The Far Side of Somewhere

I remember my first home service. All those awkward experiences like drinking water from the tap and flushing the toilet with potable water again. Or feeling naked and exposed with no metal security bars on the windows. Or handing payment to cashiers with two hands (like I do in Cambodia) and then being embarrassed, because normal people don’t do that here.

What was up with the laundry smelling nice, all the time? (Come to think of it, what was up with everything smelling nice, all the time?) Could a load of laundry really take a mere two hours to complete, all the way from wash to wear, without having to hang on the line for two or three days in rainy season and still be damp — and smelling of fire and whatever dish the neighbors last cooked over said fire??

I wanted someone to explain to me why Americans felt the need to store hot water in a tank. Seemed like such a waste of energy when you could use a tankless water heater instead, thereby providing a never-ending source of hot water for yourself. (Running out of hot water in the winter is a big problem for me.)

Today I’m facing another home service. I’ll click publish on this blog post and leave my Cambodia home. I’ll board a plane and begin the process of temporarily re-entering my American home. I need to go. It’s time. After a second two-year stint in this country, culture fatigue has hit me hard. I’m worn out from the collective sin patterns of this culture, and I need a break. I love Cambodia, and I sometimes need a break from Cambodia.

Still, there’s nothing like preparing to go on home service for bringing on an identity crisis. Who am I, and where do I belong? I live in this city and traverse its Asian streets, all without quite belonging to them. Yet I don’t quite belong to the immaculately clean American streets I’ll soon be walking, either. Belonging is a slippery feeling for a global nomad. It can be everywhere, and it can be nowhere, all at the same time.

Nevertheless, when I walk in the door of my parents’ house tomorrow, I know I will once more experience the words of Bernard Cook, words that hung on the walls of every one of my childhood homes: “We need to have people who mean something to us; people to whom we can turn, knowing that being with them is coming home.” Growing up in a military family, I always knew Home was with my family. Home is with the people I love.

And as a Christian, I know Home is with God Himself. I love these words from Christine Hoover’s book From Good to Grace: “With Christ as my city, I can traipse all over the globe and never once not be at home. Because I dwell in His grace.” Christine knows a bit about this unmoored feeling of mine.
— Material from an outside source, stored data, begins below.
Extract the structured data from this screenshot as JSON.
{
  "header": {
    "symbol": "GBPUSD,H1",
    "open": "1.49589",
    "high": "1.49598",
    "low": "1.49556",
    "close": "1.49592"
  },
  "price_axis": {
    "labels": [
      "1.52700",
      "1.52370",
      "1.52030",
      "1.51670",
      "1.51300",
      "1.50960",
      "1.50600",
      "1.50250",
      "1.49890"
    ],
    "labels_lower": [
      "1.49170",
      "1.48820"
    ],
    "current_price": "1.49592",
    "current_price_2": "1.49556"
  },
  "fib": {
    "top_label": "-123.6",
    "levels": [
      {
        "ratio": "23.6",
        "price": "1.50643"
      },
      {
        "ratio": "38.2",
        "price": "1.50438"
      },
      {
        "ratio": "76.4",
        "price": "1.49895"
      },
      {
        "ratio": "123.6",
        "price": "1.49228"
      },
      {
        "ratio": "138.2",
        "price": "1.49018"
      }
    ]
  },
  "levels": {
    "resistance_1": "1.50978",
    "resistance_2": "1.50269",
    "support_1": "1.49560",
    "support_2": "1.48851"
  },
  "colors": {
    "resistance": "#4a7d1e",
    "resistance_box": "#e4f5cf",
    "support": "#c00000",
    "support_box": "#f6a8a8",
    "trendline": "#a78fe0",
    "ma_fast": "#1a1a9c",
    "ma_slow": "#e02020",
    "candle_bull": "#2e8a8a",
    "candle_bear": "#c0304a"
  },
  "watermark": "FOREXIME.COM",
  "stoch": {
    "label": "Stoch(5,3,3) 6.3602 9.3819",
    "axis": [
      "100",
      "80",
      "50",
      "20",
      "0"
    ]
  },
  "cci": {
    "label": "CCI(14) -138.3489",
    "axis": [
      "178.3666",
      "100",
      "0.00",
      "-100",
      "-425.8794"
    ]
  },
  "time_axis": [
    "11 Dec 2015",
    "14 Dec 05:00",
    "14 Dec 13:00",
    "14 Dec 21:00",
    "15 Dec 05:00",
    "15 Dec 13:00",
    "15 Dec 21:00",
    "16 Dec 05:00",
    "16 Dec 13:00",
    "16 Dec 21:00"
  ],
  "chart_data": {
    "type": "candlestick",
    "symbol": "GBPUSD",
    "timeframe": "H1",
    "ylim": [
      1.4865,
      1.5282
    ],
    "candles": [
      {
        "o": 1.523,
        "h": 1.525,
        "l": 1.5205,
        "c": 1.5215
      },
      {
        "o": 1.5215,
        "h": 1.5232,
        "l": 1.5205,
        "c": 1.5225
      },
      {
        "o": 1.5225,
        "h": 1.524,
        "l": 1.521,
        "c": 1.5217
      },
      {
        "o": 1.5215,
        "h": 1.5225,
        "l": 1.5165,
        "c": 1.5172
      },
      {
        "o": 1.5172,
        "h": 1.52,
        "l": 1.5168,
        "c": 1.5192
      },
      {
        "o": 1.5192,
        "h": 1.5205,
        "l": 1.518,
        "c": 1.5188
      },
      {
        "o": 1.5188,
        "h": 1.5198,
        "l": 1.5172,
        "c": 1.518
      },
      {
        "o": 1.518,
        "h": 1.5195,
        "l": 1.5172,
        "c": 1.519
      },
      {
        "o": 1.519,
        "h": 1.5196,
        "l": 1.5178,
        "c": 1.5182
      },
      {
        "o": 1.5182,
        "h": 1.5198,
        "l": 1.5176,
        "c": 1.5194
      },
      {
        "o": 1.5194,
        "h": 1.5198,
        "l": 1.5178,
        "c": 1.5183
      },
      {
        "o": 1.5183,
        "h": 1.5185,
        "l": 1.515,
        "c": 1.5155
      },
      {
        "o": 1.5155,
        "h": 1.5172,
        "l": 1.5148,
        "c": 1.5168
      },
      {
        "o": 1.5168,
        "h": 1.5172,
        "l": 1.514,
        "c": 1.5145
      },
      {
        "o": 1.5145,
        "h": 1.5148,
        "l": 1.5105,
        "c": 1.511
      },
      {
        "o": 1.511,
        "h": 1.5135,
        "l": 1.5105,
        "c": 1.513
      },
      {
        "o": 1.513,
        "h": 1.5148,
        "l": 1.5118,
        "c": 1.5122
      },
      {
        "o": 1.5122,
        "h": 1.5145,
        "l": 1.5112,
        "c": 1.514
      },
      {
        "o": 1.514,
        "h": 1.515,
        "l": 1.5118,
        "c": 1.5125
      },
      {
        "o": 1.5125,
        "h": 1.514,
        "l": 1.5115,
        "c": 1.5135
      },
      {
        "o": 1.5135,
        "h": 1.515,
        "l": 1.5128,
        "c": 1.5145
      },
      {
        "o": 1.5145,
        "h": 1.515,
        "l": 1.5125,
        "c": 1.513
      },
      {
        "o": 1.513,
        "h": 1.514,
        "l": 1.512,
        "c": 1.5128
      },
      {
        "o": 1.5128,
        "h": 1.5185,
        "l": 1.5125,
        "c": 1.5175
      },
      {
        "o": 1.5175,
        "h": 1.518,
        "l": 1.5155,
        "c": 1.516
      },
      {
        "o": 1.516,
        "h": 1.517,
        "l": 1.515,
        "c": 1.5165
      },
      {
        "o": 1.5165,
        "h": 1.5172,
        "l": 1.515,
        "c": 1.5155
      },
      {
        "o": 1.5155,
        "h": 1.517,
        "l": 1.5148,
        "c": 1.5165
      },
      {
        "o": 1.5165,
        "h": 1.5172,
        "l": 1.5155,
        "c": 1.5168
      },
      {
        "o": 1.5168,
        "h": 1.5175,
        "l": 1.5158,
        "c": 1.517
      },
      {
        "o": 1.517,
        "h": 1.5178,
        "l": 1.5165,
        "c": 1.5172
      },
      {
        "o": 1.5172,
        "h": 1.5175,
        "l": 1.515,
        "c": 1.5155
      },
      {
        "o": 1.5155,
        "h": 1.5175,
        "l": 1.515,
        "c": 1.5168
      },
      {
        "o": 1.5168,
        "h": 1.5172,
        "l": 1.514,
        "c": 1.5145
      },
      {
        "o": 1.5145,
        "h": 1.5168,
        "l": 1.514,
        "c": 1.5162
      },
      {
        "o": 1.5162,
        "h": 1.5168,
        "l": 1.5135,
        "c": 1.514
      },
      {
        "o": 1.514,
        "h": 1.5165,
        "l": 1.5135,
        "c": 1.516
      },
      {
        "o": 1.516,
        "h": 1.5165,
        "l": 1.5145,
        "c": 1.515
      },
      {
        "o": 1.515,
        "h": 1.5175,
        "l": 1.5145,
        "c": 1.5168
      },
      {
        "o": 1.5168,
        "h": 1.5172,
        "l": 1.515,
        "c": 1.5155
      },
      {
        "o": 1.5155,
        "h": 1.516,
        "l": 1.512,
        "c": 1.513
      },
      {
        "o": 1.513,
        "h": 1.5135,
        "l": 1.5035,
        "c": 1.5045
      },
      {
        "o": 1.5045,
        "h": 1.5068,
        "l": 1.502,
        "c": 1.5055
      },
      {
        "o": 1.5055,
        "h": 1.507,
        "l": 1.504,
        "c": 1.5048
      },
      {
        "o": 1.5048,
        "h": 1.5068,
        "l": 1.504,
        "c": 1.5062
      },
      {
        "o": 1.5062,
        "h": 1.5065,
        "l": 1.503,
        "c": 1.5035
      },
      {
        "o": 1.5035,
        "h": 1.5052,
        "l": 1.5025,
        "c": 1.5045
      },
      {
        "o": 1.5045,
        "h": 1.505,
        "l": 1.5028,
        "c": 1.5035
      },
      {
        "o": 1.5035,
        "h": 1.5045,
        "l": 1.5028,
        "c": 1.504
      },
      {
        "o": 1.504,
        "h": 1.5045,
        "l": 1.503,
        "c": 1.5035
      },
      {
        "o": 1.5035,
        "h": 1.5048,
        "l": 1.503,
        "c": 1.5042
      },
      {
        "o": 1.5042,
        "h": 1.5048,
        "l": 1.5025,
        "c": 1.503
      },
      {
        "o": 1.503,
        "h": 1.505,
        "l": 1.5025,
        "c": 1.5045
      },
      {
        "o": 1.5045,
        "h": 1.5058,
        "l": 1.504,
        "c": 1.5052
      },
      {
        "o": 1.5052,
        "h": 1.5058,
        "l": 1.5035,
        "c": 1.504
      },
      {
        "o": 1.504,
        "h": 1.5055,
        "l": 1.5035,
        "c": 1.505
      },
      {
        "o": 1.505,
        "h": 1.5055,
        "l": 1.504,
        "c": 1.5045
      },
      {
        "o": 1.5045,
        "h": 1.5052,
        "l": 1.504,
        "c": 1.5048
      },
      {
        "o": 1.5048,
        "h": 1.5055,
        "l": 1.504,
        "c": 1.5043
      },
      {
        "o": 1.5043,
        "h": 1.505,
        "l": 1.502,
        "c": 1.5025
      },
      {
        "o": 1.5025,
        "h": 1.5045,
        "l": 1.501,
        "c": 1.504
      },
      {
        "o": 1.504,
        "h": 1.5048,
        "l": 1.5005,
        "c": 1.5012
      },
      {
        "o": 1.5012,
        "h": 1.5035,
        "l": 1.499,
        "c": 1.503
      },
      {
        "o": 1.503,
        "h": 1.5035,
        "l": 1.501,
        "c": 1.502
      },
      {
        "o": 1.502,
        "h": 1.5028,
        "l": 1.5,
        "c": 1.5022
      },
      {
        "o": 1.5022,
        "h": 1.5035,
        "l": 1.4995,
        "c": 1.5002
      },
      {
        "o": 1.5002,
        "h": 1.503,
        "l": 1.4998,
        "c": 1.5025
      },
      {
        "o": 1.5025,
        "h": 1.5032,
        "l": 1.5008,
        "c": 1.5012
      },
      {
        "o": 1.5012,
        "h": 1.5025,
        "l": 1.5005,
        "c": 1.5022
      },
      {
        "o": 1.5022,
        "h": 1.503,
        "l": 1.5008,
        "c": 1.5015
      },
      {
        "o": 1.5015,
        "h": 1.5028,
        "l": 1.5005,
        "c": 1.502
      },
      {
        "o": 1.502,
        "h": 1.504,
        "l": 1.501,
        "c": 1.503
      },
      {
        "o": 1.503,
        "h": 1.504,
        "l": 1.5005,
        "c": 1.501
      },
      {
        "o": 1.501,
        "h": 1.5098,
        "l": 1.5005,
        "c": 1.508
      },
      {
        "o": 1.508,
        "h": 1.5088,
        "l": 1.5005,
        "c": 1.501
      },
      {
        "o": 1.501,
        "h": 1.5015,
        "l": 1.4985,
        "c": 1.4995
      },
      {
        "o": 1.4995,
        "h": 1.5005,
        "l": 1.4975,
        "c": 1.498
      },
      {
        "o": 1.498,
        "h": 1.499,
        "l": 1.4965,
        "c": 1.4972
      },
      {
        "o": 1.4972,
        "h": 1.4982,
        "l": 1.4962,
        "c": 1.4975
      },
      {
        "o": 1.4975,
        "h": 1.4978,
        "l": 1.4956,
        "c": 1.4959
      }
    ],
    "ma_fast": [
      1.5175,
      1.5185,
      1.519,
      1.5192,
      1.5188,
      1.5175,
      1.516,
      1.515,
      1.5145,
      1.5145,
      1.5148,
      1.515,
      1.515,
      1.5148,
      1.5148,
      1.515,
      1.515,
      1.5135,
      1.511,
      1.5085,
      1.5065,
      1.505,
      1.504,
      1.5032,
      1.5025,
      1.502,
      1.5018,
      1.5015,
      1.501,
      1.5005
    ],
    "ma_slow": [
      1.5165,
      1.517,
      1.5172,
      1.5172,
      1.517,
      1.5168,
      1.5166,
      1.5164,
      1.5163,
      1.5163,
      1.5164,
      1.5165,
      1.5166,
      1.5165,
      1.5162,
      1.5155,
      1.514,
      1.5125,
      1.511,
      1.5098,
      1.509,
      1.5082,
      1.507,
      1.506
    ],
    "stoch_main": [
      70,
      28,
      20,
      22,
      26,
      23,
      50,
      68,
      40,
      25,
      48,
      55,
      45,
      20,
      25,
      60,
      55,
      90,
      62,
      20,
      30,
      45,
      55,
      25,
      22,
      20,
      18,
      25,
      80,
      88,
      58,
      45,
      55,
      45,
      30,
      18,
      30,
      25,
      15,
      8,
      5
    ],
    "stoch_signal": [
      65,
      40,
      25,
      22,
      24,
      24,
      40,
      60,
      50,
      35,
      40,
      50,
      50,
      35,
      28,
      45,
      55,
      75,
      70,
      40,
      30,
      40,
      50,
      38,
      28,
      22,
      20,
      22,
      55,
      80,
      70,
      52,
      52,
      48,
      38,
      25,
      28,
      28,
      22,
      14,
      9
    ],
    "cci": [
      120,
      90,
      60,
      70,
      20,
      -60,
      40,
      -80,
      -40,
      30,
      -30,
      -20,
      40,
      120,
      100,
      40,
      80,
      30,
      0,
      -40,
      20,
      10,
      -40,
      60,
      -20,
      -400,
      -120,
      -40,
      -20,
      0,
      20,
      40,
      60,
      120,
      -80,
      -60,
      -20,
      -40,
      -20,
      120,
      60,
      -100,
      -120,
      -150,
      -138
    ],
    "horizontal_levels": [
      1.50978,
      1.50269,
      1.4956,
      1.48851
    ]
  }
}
She and her husband didn’t cross country borders when they moved to Virginia to church plant, but in leaving their home state of Texas to follow God’s leading, they certainly crossed the kind of deep cultural divide that make you wonder where in the world you belong.

I want Christ to be my city. I want to dwell in Him. The best part about finding home and belonging in Him is that He goes with me wherever I go. Psalm 139 is a gift to us global nomads in this regard. In verses 7 through 10, the Psalmist asks:

Where can I go from your Spirit? Where can I flee from your presence?

If I go up to the heavens, you are there; if I make my bed in the depths, you are there.

If I rise on the wings of the dawn, if I settle on the far side of the sea, even there your hand will guide me, your right hand will hold me fast.

When I moved to Cambodia nearly four years ago, I traveled west across the ocean on a morning flight, literally rising on the wings of the dawn. And when I stepped off the plane in Phnom Penh, I found that not only had God flown the skies with me, but that He was already here in this place — for I cannot flee from His presence. Even on the far side of the sea, He holds me fast. And no matter how deep the depths of my life, I know He is with me.

From now on, wherever I go and no matter which side of the sea I settle on, I will always be on the far side of somewhere I love. There is just no getting around that. But how precious of God to include David’s words in His Word. David could not have known about jet propulsion when he penned Psalm 139, but thousands of years later, his words are a balm to the global nomad’s soul. For we rise on the wings of the dawn, and we settle on the far side of the sea, and because God lives in us, we can find Home in every place He has made.